Twidge lets you send and receive Twitter or Identi.ca updates from the command-line. Although micro-blogging from the command-line may not appeal to you, the command-line makes it easy to fiddle with Twitter, and Twidge works well in shell scripts. For example, you can automate sending updates or filter out unwanted updates from your friends.
Debian and Ubuntu Jaunty users can install the "twidge" package. Other
users should download the static executable from Twidge's download page,
bunzip2 on the file, copy it to /usr/local/bin/twidge, and make it
executable with the following command:
chmod +x /usr/local/bin/twidge.
You also need to install your distribution's cURL package.
At the command-line, setup Twidge by typing the following command:
twidge setup. Tell it your username and password. You only need to
run this command once.
Print a list of your friends' 20 most recent Twitter updates by typing
the following command:
twidge lsrecent. Each update starts with your
friend's username and ends with their update; for example:
<harda> Hello, World.
You don't need to keep track of which updates you've already read --
Twidge can do that for you. Add the argument "-us" to the lsrecent
command to only show Unseen messages and to Save the I.D. of the last
seen message. For example, run the following command twice; the second
time Twidge only prints new messages:
twidge lsrecent -su
To make sure you see all the replies and Direct Messages (DM) addressed to
you, also run the
lsdm commands. You can make this easier
by setting a Bash alias:
alias show_updates="twidge lsrecent -us && twidge lsreplies -us && twidge lsdm -us"

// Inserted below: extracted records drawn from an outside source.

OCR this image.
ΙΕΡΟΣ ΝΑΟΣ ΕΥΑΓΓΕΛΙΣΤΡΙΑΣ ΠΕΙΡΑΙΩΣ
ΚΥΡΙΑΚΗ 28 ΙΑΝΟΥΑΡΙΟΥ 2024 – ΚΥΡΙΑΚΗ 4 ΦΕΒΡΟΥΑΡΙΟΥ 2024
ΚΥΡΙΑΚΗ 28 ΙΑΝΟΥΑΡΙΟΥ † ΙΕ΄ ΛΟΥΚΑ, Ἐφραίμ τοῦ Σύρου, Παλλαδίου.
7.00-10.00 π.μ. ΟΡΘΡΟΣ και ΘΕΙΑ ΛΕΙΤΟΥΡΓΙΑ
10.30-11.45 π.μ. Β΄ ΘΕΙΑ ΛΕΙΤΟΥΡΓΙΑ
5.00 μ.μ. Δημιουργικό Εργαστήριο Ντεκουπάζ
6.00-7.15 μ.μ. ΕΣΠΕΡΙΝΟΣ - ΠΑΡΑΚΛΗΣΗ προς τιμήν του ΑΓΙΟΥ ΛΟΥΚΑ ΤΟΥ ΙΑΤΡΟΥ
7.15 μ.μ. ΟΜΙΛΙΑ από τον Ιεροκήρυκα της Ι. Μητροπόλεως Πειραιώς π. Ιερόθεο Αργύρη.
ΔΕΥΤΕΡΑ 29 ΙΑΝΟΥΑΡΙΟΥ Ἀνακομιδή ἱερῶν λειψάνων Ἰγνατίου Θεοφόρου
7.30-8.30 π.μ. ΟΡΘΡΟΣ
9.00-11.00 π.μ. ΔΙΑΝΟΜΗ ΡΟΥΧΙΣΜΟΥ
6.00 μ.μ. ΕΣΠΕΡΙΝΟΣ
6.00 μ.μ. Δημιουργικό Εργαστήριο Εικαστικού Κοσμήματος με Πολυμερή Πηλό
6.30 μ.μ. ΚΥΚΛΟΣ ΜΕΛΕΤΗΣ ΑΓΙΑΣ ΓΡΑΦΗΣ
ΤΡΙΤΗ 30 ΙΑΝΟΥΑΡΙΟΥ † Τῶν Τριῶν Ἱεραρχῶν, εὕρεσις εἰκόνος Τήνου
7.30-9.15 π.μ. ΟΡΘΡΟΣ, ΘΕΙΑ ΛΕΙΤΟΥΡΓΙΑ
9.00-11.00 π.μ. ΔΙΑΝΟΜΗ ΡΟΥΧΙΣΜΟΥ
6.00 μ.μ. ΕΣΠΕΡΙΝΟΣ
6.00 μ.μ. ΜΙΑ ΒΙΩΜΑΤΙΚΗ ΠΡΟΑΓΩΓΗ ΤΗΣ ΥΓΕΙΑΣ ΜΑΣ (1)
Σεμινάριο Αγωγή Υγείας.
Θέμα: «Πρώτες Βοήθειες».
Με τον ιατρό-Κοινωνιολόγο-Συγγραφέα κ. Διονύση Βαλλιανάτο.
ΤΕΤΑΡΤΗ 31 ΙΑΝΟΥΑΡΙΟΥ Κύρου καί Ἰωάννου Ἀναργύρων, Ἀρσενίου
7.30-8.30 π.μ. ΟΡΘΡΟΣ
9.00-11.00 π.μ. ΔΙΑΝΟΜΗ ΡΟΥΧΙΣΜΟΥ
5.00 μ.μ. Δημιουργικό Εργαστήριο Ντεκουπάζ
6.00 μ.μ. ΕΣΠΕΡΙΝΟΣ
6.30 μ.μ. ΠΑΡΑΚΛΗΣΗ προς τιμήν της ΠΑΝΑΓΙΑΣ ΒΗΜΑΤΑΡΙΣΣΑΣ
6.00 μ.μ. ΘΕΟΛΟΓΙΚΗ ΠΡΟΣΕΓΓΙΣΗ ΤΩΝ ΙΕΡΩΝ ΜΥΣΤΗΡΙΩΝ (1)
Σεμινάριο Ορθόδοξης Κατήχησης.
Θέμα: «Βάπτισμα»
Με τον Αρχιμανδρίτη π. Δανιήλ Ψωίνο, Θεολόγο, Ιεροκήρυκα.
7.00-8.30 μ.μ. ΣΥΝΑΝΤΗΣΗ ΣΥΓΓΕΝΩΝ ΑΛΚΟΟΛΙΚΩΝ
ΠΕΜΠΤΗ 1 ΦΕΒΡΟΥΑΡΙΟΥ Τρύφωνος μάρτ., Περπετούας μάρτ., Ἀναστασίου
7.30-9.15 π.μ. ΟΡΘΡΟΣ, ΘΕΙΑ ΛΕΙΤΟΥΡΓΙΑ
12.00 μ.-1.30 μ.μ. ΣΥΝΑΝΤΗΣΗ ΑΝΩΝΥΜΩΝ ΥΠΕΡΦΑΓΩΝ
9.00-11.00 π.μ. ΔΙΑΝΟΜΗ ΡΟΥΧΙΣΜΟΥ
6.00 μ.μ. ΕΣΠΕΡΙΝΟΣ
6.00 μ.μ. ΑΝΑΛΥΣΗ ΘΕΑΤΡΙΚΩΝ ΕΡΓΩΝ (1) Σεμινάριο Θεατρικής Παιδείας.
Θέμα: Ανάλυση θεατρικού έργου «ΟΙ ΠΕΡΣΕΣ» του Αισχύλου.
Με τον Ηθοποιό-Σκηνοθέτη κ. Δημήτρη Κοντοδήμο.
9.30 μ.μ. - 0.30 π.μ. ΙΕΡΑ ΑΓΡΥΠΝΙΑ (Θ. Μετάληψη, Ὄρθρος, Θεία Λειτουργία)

By default, Twidge formats your friends' updates so that they're easy to read, but it can also format them so that command-line programs can read them. The alternative format shows extra details, so Twidge calls it the "Long format" and uses the -l switch. Long format contains several columns, described in the Twidge manual, separated by tabs; for example:
1355622395 harda Hello, World. Thu Mar 12 17:42:07 +0000 2009
You can send updates to your friends using the
update command in two
ways. You can type your update on the command line, but you must pass
your update as a single argument and escape shell meta-characters. This
means you must surround your update with quotes and place a backslash
before other quotes or exclamation marks -- which quickly becomes
annoying. You'll find it simpler to to type,
twidge update, press
return, type your message, and press return again. Either way, Twidge
prints an error and won't send your update if you type more than 140
Follow a new friend using the
follow command plus your friend's
username. To stop following someone, use the
unfollow command. For
example, you can follow Twidge's updates by typing the following
twidge follow unixtwidge.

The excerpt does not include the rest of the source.